Nightclub boss arrested over horror blaze

Locked doors at a Buenos Aires nightclub – some padlocked, others tied shut with wire – blocked or slowed the escape of many concert fans who fought to escape a fire that killed 175 people and injured hundreds, survivors and officials said.

Nightclub boss arrested over horror blaze

Locked doors at a Buenos Aires nightclub – some padlocked, others tied shut with wire – blocked or slowed the escape of many concert fans who fought to escape a fire that killed 175 people and injured hundreds, survivors and officials said.

Investigators said they believed one of Argentina’s worst disasters began when a flare was fired during a rock concert, igniting the foam ceiling of a club crowded with mostly teenagers.

Club owner Omar Chaban was arrested last night by order of investigating Judge Maria Crotto to be interrogated about his possible responsibility in the fire.

Another 714 people were injured in the blaze, which set off a stampede for the exits as the concert hall filled with thick, black smoke. At least 102 people were reported to be in critical condition, said Julio Salinas, an official with the Buenos Aires emergency services department.

Thursday night’s fire tore through the Cromagnon Republic nightclub, where the Argentine rock band Los Callejeros was playing to a crowd of some 4,000 people. Argentine media reported the nightclub had a capacity for 1,500 people.

Witnesses described chaotic scenes of people rushing for the doors amid burning debris, their vision blured by thick smoke that also blocked out emergency lighting. Other witnesses told of people struggling to force open the doors.

A 22-year-old survivor who gave his name only as Andres said surging crowds pushed their way toward several of the club’s six doors but found some of them would not open.

“Once the fire erupted, everyone ran for the doors, but there was only one very narrow one open at the exit closest to us.

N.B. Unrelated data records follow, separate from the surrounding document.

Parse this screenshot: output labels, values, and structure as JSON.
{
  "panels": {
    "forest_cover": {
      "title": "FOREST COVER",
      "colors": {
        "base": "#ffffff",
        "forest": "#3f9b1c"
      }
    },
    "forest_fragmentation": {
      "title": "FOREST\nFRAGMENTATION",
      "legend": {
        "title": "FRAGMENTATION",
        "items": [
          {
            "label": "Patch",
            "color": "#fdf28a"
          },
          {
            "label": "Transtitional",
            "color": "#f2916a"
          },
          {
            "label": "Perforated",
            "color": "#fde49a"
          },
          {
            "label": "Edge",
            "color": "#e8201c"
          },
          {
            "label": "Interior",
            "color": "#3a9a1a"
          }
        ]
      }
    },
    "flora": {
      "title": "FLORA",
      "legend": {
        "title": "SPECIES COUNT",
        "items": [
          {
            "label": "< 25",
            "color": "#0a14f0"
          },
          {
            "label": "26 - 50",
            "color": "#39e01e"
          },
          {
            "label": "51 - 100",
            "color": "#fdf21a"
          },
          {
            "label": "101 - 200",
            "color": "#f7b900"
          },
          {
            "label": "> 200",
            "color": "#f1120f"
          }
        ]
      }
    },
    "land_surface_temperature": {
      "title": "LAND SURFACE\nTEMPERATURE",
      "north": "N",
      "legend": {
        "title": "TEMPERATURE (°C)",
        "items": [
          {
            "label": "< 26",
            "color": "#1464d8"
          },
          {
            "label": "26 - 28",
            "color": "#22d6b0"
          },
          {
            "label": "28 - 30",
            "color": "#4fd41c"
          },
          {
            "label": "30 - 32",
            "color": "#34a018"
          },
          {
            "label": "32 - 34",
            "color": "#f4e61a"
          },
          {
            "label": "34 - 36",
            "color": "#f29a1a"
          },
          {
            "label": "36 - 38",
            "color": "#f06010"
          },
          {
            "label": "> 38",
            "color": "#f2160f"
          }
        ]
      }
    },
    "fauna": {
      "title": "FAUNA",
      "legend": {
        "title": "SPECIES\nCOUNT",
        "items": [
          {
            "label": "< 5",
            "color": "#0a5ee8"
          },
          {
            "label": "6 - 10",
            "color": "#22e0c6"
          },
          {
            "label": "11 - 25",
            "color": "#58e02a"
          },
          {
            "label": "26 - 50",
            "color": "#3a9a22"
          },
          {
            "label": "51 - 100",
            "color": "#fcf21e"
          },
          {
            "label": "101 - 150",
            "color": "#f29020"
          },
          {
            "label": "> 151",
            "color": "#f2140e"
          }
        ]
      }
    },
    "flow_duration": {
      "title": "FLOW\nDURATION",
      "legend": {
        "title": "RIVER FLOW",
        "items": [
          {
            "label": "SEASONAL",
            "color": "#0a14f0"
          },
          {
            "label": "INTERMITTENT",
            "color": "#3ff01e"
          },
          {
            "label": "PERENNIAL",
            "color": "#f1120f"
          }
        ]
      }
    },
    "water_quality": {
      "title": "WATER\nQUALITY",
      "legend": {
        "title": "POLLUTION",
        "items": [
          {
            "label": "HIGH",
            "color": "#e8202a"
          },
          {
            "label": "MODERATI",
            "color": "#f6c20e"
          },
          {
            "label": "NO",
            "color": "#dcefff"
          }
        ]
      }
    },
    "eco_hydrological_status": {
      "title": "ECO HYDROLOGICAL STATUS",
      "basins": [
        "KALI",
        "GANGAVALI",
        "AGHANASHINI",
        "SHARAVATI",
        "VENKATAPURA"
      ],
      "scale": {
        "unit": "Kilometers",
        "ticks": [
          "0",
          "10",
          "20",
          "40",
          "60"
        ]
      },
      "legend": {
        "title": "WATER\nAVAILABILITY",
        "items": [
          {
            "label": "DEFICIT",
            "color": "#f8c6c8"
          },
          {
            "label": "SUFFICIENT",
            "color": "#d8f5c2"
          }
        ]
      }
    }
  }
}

Another wider door next to it was locked,” he said.

Buenos Aires mayor Anibal Ibarra said four of the building’s doors – including two emergency exits – were either tied shut with wire or locked with padlocks in an apparent attempt to prevent people from entering without paying.

“Had they been open, we surely would have avoided a lot of deaths,” he said, calling the locked doors an ”irresponsible act”.

“It seems there were condemned to a terrible trap,” said interior minister Anibal Fernandez.

Hospital officials said many of the victims were in their teens or 20s, and tearful parents and relatives filed into the city’s mortuary to identify bodies.

Survivors said some people had gone to the concert with young children, and rescue workers said they had recovered around a dozen bodies of children inside the club.

Hundreds of parents and relatives gathered outside the city’s hospitals, awaiting news on the fate of their loved ones.

The Buenos Aires city government declared three days of mourning and ordered all nightclubs closed during the New Year holiday weekend. Pope John Paul 11 expressed his condolences to the victims’ families in a message sent to Argentine church officials.

Survivors said the band members at one point appealed to fans to refrain from setting off fireworks – a common practice at rock concerts in Argentina. But one song into the concert, someone apparently fired a flare that sparked the blaze, concertgoers said.

Minutes after the fire started, shirtless concertgoers came spilling out of the building, many carrying people out on their shoulders. As firefighters quickly put out the flames, some youths – many covered in soot – joined parents in a frantic search for friends and relatives.

The nightclub fire in the working-class neighbourhood of Once recalled a blaze that swept a Paraguayan supermarket in August, killing 434 people in an Asuncion suburb. Authorities later said the doors were ordered shut by the store’s owner to prevent looting.

In a 2003 nightclub fire in West Warwick, Rhode Island, 100 people were killed in a blaze that authorities said began when sparks from a band’s pyrotechnics ignited foam used as soundproofing.